Benefits of Limited Liability Company in Saudi Arabia 

There are many advantages of establishing a limited liability company in Saudi Arabia like it has a separate identity, limited liability of shareholders, flexible existence, flexibility in management structure, free financial interest transferability, etc. Let’s know some of the important benefits of limited liability company in Saudi Arabia below.

Reasons to Establish Limited Liability Company in KSA 

Here will discuss some of reasons to establish limited liability company in Saudi Arabia and for those reasons why most investors choose to establish LLC instead of any other company type in KSA, for example:

Minimum 1 and Maximum 50 Shareholders Requirements

A limited liability company in the Kingdom of Saudi Arabia can be incorporated by a minimum of 1 and maximum of 50 shareholders. But if its shareholders number becomes more than 50 then it needs to be converted to a joint stock company (JSC). A more important concern as per new law is that an LLC in KSA may be converted into a JSC if shareholders who hold more than 50% of the shares in the company request, unless the Articles of Association (AOA) specify a lower limit. 

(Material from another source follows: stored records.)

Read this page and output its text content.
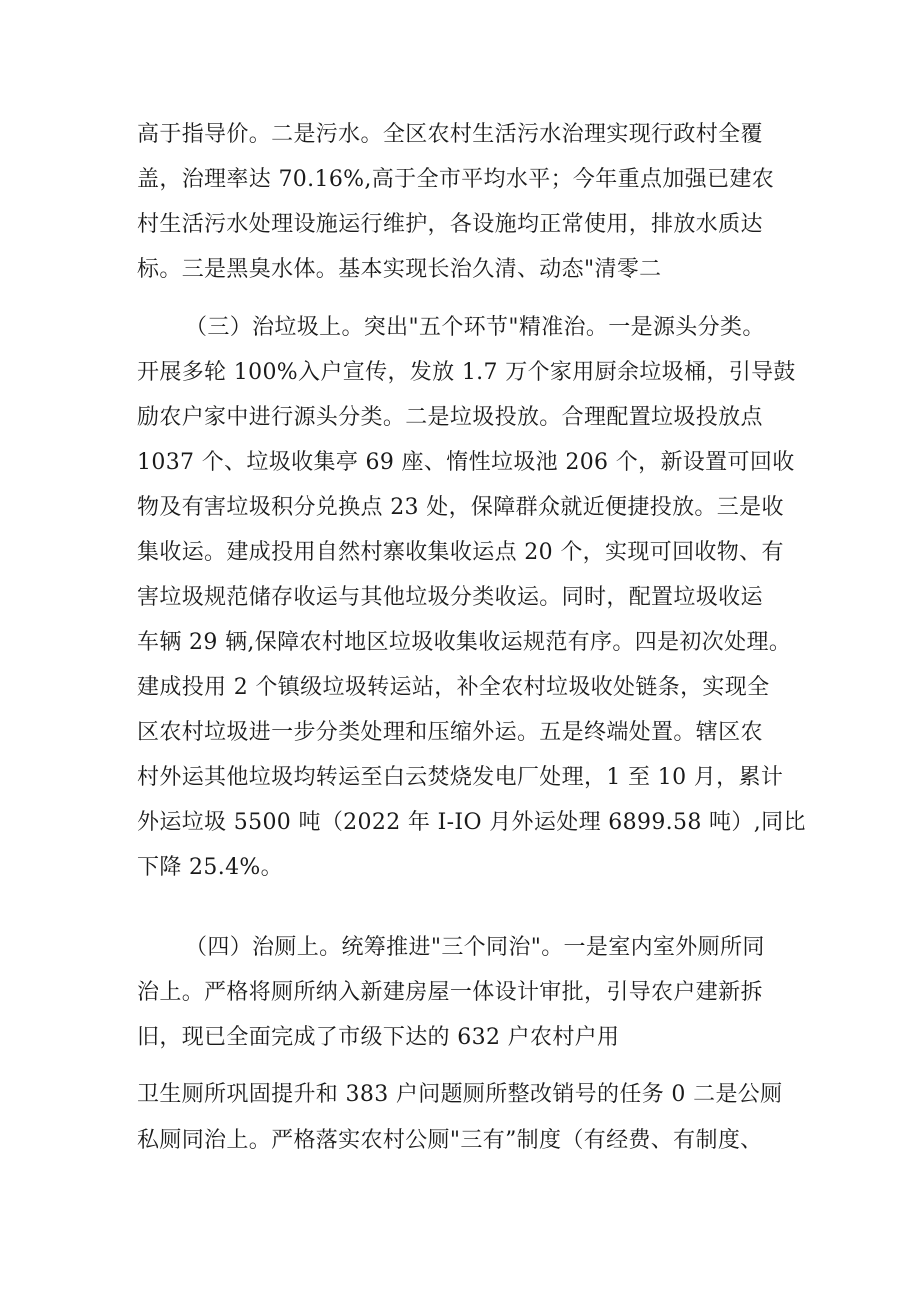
高于指导价。二是污水。全区农村生活污水治理实现行政村全覆
盖，治理率达 70.16%,高于全市平均水平；今年重点加强已建农
村生活污水处理设施运行维护，各设施均正常使用，排放水质达
标。三是黑臭水体。基本实现长治久清、动态"清零二
（三）治垃圾上。突出"五个环节"精准治。一是源头分类。
开展多轮 100%入户宣传，发放 1.7 万个家用厨余垃圾桶，引导鼓
励农户家中进行源头分类。二是垃圾投放。合理配置垃圾投放点
1037 个、垃圾收集亭 69 座、惰性垃圾池 206 个，新设置可回收
物及有害垃圾积分兑换点 23 处，保障群众就近便捷投放。三是收
集收运。建成投用自然村寨收集收运点 20 个，实现可回收物、有
害垃圾规范储存收运与其他垃圾分类收运。同时，配置垃圾收运
车辆 29 辆,保障农村地区垃圾收集收运规范有序。四是初次处理。
建成投用 2 个镇级垃圾转运站，补全农村垃圾收处链条，实现全
区农村垃圾进一步分类处理和压缩外运。五是终端处置。辖区农
村外运其他垃圾均转运至白云焚烧发电厂处理，1 至 10 月，累计
外运垃圾 5500 吨（2022 年 I-IO 月外运处理 6899.58 吨）,同比
下降 25.4%。
（四）治厕上。统筹推进"三个同治"。一是室内室外厕所同
治上。严格将厕所纳入新建房屋一体设计审批，引导农户建新拆
旧，现已全面完成了市级下达的 632 户农村户用
卫生厕所巩固提升和 383 户问题厕所整改销号的任务 0 二是公厕
私厕同治上。严格落实农村公厕"三有”制度（有经费、有制度、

Minimum Directors (or officers) and Residency Requirements

Saudi New Company Law allows a limited liability company KSA to have either a single director (general manager) or a board of directors. In case an LLC business entity in Saudi Arabia has more than 20 shareholders or partners then there is a need for a supervisory board to be constituted consisting of at least 3 shareholders to supervise the board of directors or general manager (GM). An LLC in KSA does not require residency for directors.

Minimum Share Capital Requirements 

Generally there is no minimum amount of capital requirement for the formation of an LLC in Saudi Arabia under the Companies’ Law. But the Ministry of Investment of Saudi Arabia (MISA) may impose a minimum“capital requirement for establishing an LLC through a standard license in some business activities, say SAR 500k. Once the Commercial Registration (CR) for LLC registration is issued, the business firm will have 90 days to capitalize it appropriately and take the bank’s certificate confirming the capital for the submission to MOCI.

LLC in KSA Avoid Double Taxation

A limited liability company in Saudi Arabia, established as a small startup business entity depending on how many employees or shareholders there will be, can avoid double taxation as applicable in other cases. As in KSA  double taxation is usually applicable when an investor chooses a C-Corp type business structure, when the company and the owner are both taxed separately. And an LLC is out of this provision and taxed more like a sole proprietorship.

Changes in LLCs Can Be Done Easily

Another advantage of a limited liability company  (LLC) in KSA  as a small startup business is that once it is established it requires least  continual maintenance, and can add new partners or sell its shares to someone else more easily. Thus an LLC is more simple than the C-Corp business structure, because C-Corp needs minutes for making board decisions relating to any changes. We can say that LLCs business structure in Saudi Arabia have fewer restrictions on different administrative elements in comparison to other types of business entities.

LLC’s Shareholders Can Protect Their Personal Assets 

The most important benefit or reason for investors to establish a limited liability company in Saudi Arabia as a small startup business is to protect their personal assets against lawsuits against the company. In comparison a sole proprietorship can be a risky business entity and a general partnership even more risky in the same situation.